PCOS ist gekennzeichnet durch ein hormonelles Ungleichgewicht, bei dem die Eierstöcke zu viele männliche Hormone (Androgene) produzieren. Dies führt zu einer gestörten Funktion der Eierstöcke und kann verschiedene Symptome hervorrufen.

Die Eierstöcke bei PCOS

Bei einem normalen Zyklus verteilen sich die Follikel gleichmäßig in den Eierstöcken. Bei Frauen mit PCOS sind die Follikel jedoch oft am äußeren Rand der Eierstöcke angeordnet, während sich in der Mitte dichtes Gewebe befindet. Der Eierstock selbst ist im Vergleich zu einem gesunden Eierstock vergrößert. Diese Veränderungen können manchmal der einzige Befund sein, ohne dass weitere Symptome auftreten. In den meisten Fällen geht PCOS jedoch mit einer Reihe von Symptomen einher.

Darstellung eines gesunden Eierstocks im Vergleich zu einem polyzystischen Eierstock mit vielen kleinen Follikeln am Rand.

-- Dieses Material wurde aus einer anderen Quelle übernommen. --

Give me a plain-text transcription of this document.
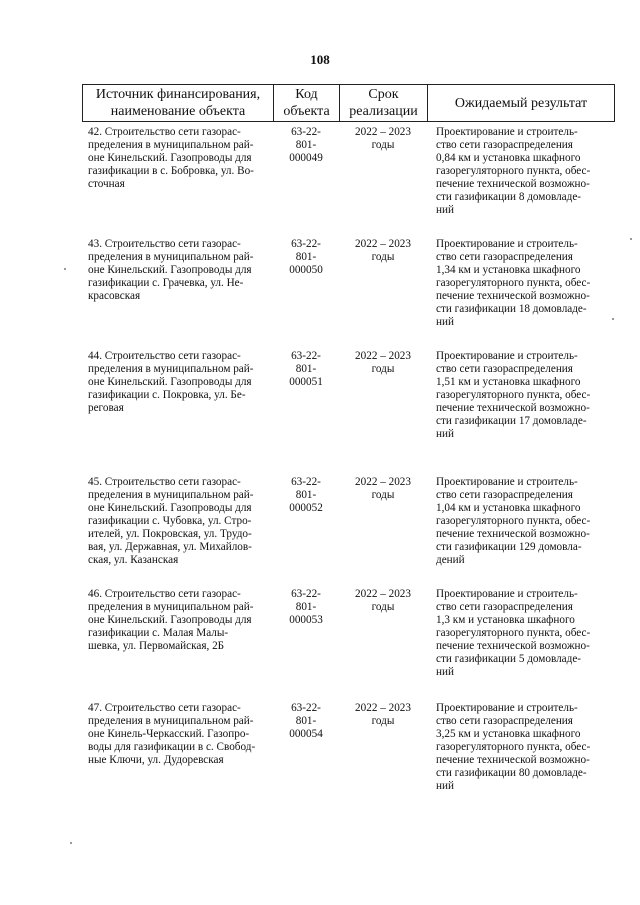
108
Источник финансирования,
наименование объекта
Код
объекта
Срок
реализации
Ожидаемый результат
42. Строительство сети газорас-
пределения в муниципальном рай-
оне Кинельский. Газопроводы для
газификации в с. Бобровка, ул. Во-
сточная
63-22-
801-
000049
2022 – 2023
годы
Проектирование и строитель-
ство сети газораспределения
0,84 км и установка шкафного
газорегуляторного пункта, обес-
печение технической возможно-
сти газификации 8 домовладе-
ний
43. Строительство сети газорас-
пределения в муниципальном рай-
оне Кинельский. Газопроводы для
газификации с. Грачевка, ул. Не-
красовская
63-22-
801-
000050
2022 – 2023
годы
Проектирование и строитель-
ство сети газораспределения
1,34 км и установка шкафного
газорегуляторного пункта, обес-
печение технической возможно-
сти газификации 18 домовладе-
ний
44. Строительство сети газорас-
пределения в муниципальном рай-
оне Кинельский. Газопроводы для
газификации с. Покровка, ул. Бе-
реговая
63-22-
801-
000051
2022 – 2023
годы
Проектирование и строитель-
ство сети газораспределения
1,51 км и установка шкафного
газорегуляторного пункта, обес-
печение технической возможно-
сти газификации 17 домовладе-
ний
45. Строительство сети газорас-
пределения в муниципальном рай-
оне Кинельский. Газопроводы для
газификации с. Чубовка, ул. Стро-
ителей, ул. Покровская, ул. Трудо-
вая, ул. Державная, ул. Михайлов-
ская, ул. Казанская
63-22-
801-
000052
2022 – 2023
годы
Проектирование и строитель-
ство сети газораспределения
1,04 км и установка шкафного
газорегуляторного пункта, обес-
печение технической возможно-
сти газификации 129 домовла-
дений
46. Строительство сети газорас-
пределения в муниципальном рай-
оне Кинельский. Газопроводы для
газификации с. Малая Малы-
шевка, ул. Первомайская, 2Б
63-22-
801-
000053
2022 – 2023
годы
Проектирование и строитель-
ство сети газораспределения
1,3 км и установка шкафного
газорегуляторного пункта, обес-
печение технической возможно-
сти газификации 5 домовладе-
ний
47. Строительство сети газорас-
пределения в муниципальном рай-
оне Кинель-Черкасский. Газопро-
воды для газификации в с. Свобод-
ные Ключи, ул. Дудоревская
63-22-
801-
000054
2022 – 2023
годы
Проектирование и строитель-
ство сети газораспределения
3,25 км и установка шкафного
газорегуляторного пункта, обес-
печение технической возможно-
сти газификации 80 домовладе-
ний
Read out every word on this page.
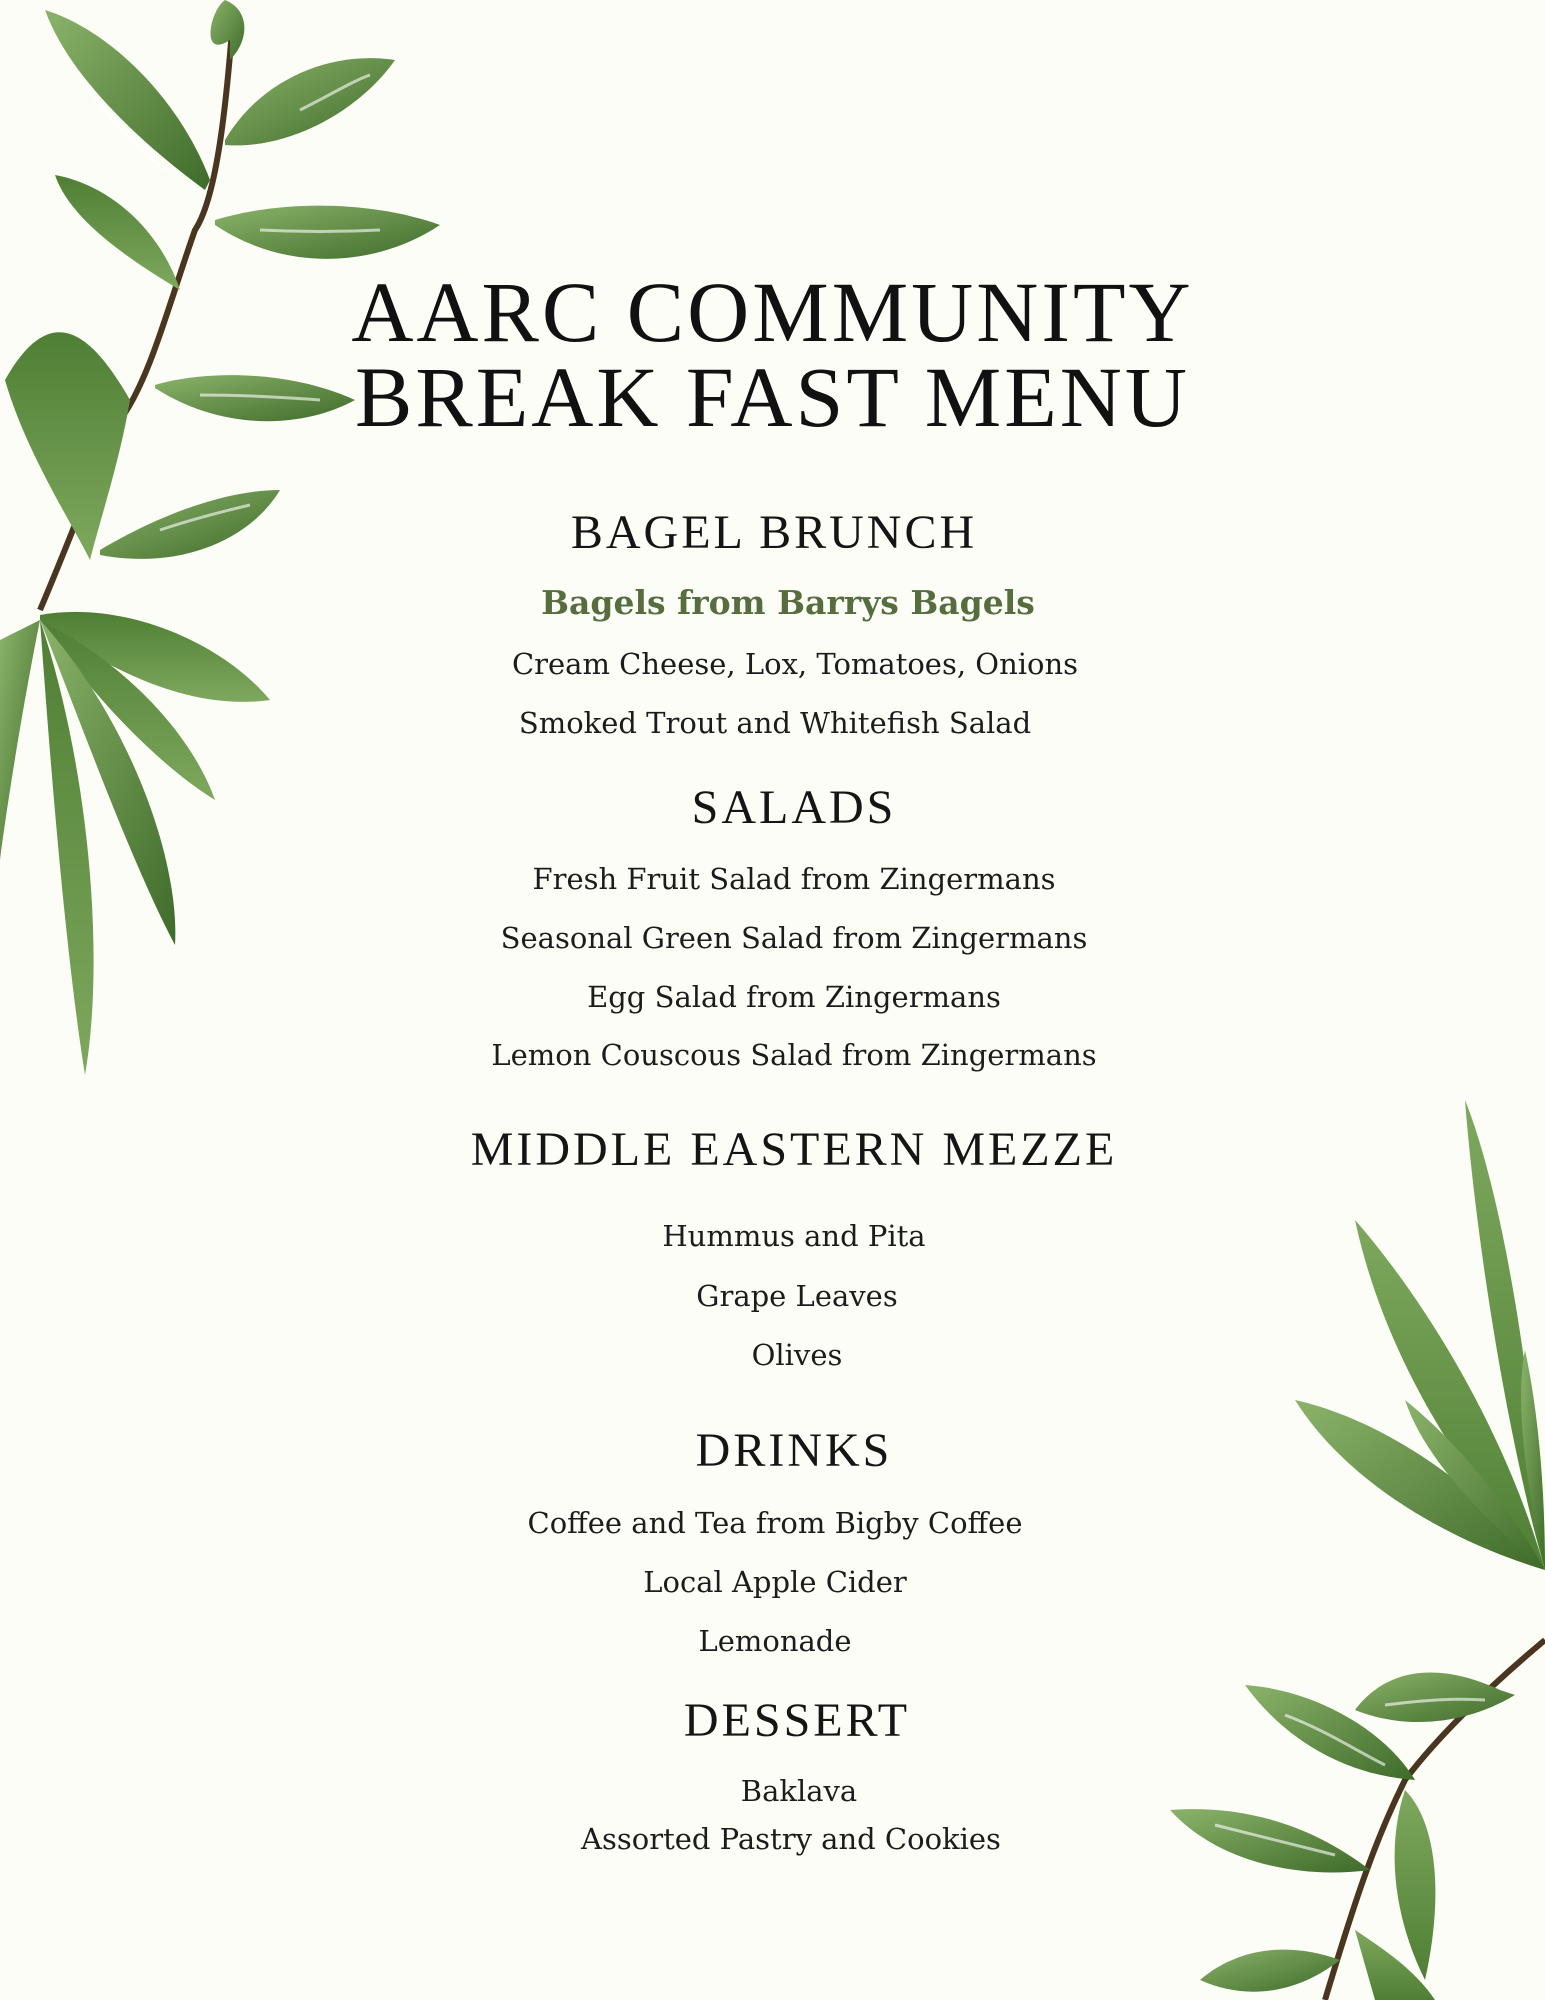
AARC COMMUNITY
BREAK FAST MENU
BAGEL BRUNCH
Bagels from Barrys Bagels
Cream Cheese, Lox, Tomatoes, Onions
Smoked Trout and Whitefish Salad
SALADS
Fresh Fruit Salad from Zingermans
Seasonal Green Salad from Zingermans
Egg Salad from Zingermans
Lemon Couscous Salad from Zingermans
MIDDLE EASTERN MEZZE
Hummus and Pita
Grape Leaves
Olives
DRINKS
Coffee and Tea from Bigby Coffee
Local Apple Cider
Lemonade
DESSERT
Baklava
Assorted Pastry and Cookies
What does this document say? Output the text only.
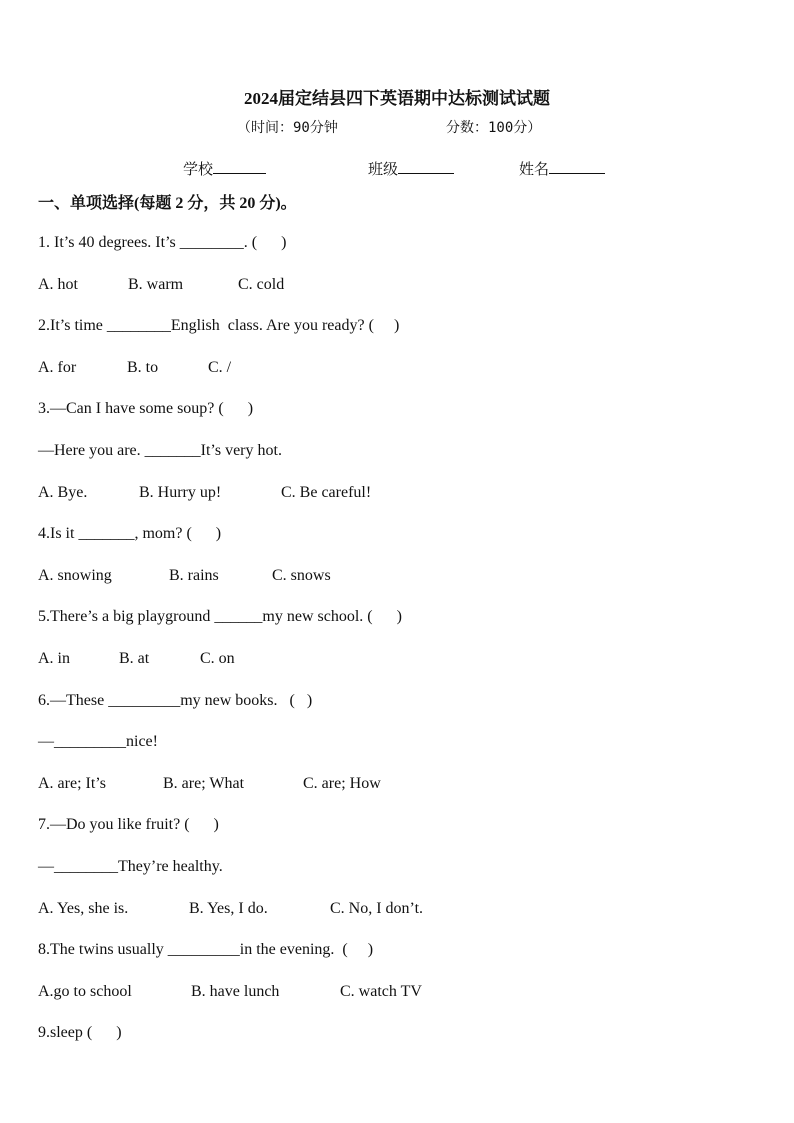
2024届定结县四下英语期中达标测试试题
（时间：90分钟	分数：100分）
学校	班级	姓名
一、单项选择(每题 2 分，共 20 分)。
1. It’s 40 degrees. It’s ________. (      )
A. hot	B. warm	C. cold
2.It’s time ________English  class. Are you ready? (     )
A. for	B. to	C. /
3.—Can I have some soup? (      )
—Here you are. _______It’s very hot.
A. Bye.	B. Hurry up!	C. Be careful!
4.Is it _______, mom? (      )
A. snowing	B. rains	C. snows
5.There’s a big playground ______my new school. (      )
A. in	B. at	C. on
6.—These _________my new books.   (   )
—_________nice!
A. are; It’s	B. are; What	C. are; How
7.—Do you like fruit? (      )
—________They’re healthy.
A. Yes, she is.	B. Yes, I do.	C. No, I don’t.
8.The twins usually _________in the evening.  (     )
A.go to school	B. have lunch	C. watch TV
9.sleep (      )
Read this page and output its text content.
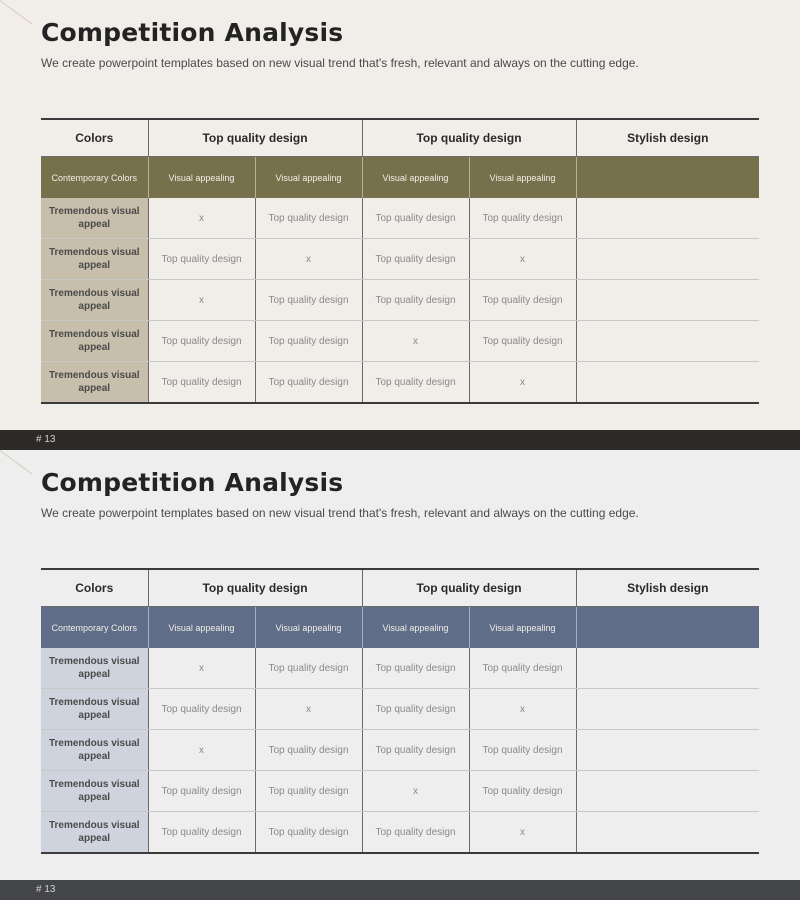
Competition Analysis

We create powerpoint templates based on new visual trend that's fresh, relevant and always on the cutting edge.

Colors	Top quality design		Top quality design		Stylish design
Contemporary Colors	Visual appealing	Visual appealing	Visual appealing	Visual appealing	
Tremendous visual appeal	x	Top quality design	Top quality design	Top quality design	
Tremendous visual appeal	Top quality design	x	Top quality design	x	
Tremendous visual appeal	x	Top quality design	Top quality design	Top quality design	
Tremendous visual appeal	Top quality design	Top quality design	x	Top quality design	
Tremendous visual appeal	Top quality design	Top quality design	Top quality design	x	
# 13
Competition Analysis

We create powerpoint templates based on new visual trend that's fresh, relevant and always on the cutting edge.

Colors	Top quality design		Top quality design		Stylish design
Contemporary Colors	Visual appealing	Visual appealing	Visual appealing	Visual appealing	
Tremendous visual appeal	x	Top quality design	Top quality design	Top quality design	
Tremendous visual appeal	Top quality design	x	Top quality design	x	
Tremendous visual appeal	x	Top quality design	Top quality design	Top quality design	
Tremendous visual appeal	Top quality design	Top quality design	x	Top quality design	
Tremendous visual appeal	Top quality design	Top quality design	Top quality design	x	
# 13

Der normale Menstruationszyklus im Überblick

Um die Störungen bei PCOS zu verstehen, ist es hilfreich, den normalen Menstruationszyklus zu betrachten. Dieser ist ein komplexes Zusammenspiel von Hypothalamus, Hypophyse, Eierstöcken und Gebärmutter:

  • Hypothalamus und Hypophyse: Der Hypothalamus reguliert die Hormonproduktion und regt die Hypophyse (Hirnanhangsdrüse) zur Ausschüttung von FSH (Follikelstimulierendes Hormon) und LH (Luteinisierendes Hormon) an.
  • FSH: Stimuliert das Wachstum eines Follikels (Eibläschens) in den Eierstöcken und fördert die Östrogenproduktion.
  • Östrogen: Bewirkt das Wachstum der Gebärmutterschleimhaut. Ein hoher Östrogenspiegel hemmt die FSH-Ausschüttung und stimuliert die LH-Freisetzung.
  • LH-Peak: Ausgelöst durch den hohen Östrogenspiegel, führt der LH-Peak zur Mitte des Zyklus zum Eisprung (Ovulation).
  • Progesteron: Nach dem Eisprung produzieren die Eierstöcke zusätzlich Östrogen auch Progesteron. Dieses Hormon bereitet die Gebärmutterschleimhaut auf eine mögliche Schwangerschaft vor.
  • Menstruation: Wenn keine Befruchtung stattfindet, sinken Östrogen und Progesteron, was zur Abstoßung der Gebärmutterschleimhaut und zur Menstruation führt.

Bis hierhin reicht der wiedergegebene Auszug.